Denial is an effort; denial takes work.
But surely, with all this crime, we should blame the police. Or we should create new laws to protect us. Or we should put pressure on the government to do something. Right? Unfortunately, as much as all these people have a role to protect us, we can never abdicate our own responsibility completely. If you can afford a 24hr armed security escort then perhaps delegation might work for you. But for most ordinary people, that simply is not feasible. Apart from which it is dangerous.

Let me tell you a story about abdication:

A manager is given the job of creating a new brand name for a product by the company CEO. However, this particular manager doesn’t want to spend too much time on the task, he has better things to do. The manager asks one of his employees to take on the whole project and leaves him to it. A week later the deadline arrives, the manager takes his employees work and sends it to the CEO. The CEO is very disappointed, he does not like the idea at all. In fact he is so upset by the lack of quality that he decides to replace the manager.
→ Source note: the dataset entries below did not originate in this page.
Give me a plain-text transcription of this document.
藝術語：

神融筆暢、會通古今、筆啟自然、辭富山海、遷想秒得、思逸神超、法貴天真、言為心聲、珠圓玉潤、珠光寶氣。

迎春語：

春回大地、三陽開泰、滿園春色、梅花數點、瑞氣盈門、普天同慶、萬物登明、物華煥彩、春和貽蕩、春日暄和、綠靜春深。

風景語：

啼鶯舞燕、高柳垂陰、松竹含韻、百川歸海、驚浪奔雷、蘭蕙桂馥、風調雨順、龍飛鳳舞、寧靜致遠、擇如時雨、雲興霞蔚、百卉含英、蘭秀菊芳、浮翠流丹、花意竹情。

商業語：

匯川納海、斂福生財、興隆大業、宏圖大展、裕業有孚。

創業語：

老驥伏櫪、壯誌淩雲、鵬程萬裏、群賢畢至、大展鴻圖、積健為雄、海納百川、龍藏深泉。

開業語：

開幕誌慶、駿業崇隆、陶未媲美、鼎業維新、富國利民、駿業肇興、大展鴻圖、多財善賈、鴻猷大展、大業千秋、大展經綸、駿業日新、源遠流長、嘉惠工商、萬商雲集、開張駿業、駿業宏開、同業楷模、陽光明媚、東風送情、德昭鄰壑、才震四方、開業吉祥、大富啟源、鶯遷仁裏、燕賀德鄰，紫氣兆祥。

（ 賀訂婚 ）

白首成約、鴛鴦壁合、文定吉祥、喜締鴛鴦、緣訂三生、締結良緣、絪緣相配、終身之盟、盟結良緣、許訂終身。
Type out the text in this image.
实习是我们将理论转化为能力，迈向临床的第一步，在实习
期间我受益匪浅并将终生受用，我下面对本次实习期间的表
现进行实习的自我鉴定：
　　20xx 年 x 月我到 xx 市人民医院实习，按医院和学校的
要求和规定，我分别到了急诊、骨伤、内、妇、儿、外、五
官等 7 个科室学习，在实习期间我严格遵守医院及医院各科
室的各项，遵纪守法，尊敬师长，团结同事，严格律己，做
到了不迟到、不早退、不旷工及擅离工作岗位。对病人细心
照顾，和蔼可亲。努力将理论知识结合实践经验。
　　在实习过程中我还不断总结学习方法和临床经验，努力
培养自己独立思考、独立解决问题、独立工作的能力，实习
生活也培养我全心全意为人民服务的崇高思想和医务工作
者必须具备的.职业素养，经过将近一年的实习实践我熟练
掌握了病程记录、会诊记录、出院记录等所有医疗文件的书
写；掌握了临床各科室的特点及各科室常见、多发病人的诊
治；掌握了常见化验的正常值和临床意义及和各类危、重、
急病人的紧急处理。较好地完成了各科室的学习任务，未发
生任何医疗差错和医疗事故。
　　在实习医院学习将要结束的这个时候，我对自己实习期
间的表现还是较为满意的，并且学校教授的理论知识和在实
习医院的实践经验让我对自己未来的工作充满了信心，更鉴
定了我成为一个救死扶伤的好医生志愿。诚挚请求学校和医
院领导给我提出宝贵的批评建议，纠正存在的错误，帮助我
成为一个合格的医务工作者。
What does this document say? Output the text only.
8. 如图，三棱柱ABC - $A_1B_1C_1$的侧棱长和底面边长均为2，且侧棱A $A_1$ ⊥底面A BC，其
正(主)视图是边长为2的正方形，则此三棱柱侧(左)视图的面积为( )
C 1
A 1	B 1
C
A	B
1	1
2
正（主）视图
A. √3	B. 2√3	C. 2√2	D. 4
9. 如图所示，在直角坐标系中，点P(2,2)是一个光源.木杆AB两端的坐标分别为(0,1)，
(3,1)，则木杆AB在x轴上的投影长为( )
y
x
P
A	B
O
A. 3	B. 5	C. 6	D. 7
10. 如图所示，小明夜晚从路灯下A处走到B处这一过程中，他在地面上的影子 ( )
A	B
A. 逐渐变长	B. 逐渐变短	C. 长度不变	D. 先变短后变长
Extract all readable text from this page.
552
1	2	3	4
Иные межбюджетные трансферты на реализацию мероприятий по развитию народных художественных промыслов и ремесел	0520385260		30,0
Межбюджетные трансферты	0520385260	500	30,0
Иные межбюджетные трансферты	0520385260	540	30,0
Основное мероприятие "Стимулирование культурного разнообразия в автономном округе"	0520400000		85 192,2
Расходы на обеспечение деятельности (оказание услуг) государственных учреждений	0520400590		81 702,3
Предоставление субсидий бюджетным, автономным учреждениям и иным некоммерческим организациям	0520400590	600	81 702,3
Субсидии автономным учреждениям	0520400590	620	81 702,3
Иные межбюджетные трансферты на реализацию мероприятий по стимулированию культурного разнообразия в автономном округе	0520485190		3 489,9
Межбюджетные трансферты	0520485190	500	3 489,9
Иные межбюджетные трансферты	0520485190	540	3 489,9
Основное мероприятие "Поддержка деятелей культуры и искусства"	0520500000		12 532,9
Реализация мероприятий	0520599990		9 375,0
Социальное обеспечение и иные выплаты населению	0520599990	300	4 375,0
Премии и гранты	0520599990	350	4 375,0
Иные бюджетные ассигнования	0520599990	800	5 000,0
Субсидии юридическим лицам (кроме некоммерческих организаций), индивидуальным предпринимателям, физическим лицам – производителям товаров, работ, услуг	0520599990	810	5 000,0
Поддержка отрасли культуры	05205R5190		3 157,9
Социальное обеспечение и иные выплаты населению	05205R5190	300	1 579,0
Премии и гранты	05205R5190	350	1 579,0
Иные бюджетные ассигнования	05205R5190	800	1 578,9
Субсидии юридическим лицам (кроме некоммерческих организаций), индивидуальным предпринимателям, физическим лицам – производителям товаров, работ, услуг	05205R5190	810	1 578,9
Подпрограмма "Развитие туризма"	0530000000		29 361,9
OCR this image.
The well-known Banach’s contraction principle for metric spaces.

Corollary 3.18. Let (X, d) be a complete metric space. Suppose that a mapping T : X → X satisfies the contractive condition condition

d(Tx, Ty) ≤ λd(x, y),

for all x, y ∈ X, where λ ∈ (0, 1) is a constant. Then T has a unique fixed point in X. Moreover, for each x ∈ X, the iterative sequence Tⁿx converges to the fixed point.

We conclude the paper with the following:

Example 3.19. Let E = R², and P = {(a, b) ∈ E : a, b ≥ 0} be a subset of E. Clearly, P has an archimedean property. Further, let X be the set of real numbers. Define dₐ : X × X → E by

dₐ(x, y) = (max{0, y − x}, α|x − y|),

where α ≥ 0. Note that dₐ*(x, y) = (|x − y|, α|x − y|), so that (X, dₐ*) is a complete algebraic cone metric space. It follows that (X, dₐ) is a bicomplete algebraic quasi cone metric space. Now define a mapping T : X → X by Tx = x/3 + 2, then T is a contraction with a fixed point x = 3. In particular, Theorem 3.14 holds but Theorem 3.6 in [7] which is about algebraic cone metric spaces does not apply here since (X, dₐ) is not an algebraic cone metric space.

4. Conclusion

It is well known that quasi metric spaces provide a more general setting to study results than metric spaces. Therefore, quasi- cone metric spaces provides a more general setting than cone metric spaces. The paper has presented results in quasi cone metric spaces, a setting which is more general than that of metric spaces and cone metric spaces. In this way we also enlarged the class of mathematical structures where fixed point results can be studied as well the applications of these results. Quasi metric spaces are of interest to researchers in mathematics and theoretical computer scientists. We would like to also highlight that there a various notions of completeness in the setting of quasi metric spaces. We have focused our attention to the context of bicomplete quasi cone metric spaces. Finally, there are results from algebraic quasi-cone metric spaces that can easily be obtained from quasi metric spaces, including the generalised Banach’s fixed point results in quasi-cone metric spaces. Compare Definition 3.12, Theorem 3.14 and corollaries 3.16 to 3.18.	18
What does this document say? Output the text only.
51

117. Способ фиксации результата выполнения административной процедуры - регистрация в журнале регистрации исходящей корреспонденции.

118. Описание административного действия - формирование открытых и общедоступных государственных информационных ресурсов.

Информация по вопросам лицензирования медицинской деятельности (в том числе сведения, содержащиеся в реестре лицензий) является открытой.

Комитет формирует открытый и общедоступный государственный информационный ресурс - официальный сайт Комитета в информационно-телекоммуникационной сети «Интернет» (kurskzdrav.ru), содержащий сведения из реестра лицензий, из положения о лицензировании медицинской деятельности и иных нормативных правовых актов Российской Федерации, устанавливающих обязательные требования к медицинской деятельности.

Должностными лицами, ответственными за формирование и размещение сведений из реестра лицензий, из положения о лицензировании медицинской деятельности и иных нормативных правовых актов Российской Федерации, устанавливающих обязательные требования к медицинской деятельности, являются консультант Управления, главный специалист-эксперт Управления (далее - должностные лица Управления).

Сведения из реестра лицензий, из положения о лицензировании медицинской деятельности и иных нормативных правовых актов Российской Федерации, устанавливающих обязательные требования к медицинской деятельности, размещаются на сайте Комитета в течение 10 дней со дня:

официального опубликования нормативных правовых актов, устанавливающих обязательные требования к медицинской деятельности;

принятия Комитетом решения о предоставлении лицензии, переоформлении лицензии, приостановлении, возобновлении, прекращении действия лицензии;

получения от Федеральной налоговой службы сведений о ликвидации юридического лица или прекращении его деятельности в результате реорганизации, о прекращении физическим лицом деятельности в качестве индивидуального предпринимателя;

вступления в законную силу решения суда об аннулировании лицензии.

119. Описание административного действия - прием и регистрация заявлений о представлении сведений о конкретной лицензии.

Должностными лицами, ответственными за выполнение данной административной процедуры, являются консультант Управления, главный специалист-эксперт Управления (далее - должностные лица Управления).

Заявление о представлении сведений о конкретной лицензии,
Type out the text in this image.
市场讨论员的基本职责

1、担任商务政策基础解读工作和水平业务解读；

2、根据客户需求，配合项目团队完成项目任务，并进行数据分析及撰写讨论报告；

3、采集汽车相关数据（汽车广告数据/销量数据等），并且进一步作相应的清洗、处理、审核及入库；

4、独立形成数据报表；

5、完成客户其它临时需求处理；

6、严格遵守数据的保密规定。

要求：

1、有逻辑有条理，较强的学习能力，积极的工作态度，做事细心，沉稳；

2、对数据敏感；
The manager protests that his employee was to blame, but the CEO tells him, “I asked you to do it, and you decided to try and pass the responsibility to someone else. However, you are ultimately responsible for that decision, so you must go.”

OK, now, in that case the manager learned a very important life lesson. He can move on and get a new job and take more responsibility next time. No big deal, right? But, what if, you abdicate the responsibility of protecting your own life? At the risk of explaining the obvious: you may only get to make that mistake once! If no one is around to help you when you need them, and you are unprepared, and you or a loved one are at risk of being seriously injured or killed, then you will realize that abdication was a mistake. But it could also be too late to rectify that mistake…

So, would you protect yourself or a loved one from danger? Yes! Would you take some form of training to give you the actual skills required to do so? OK, now you are thinking!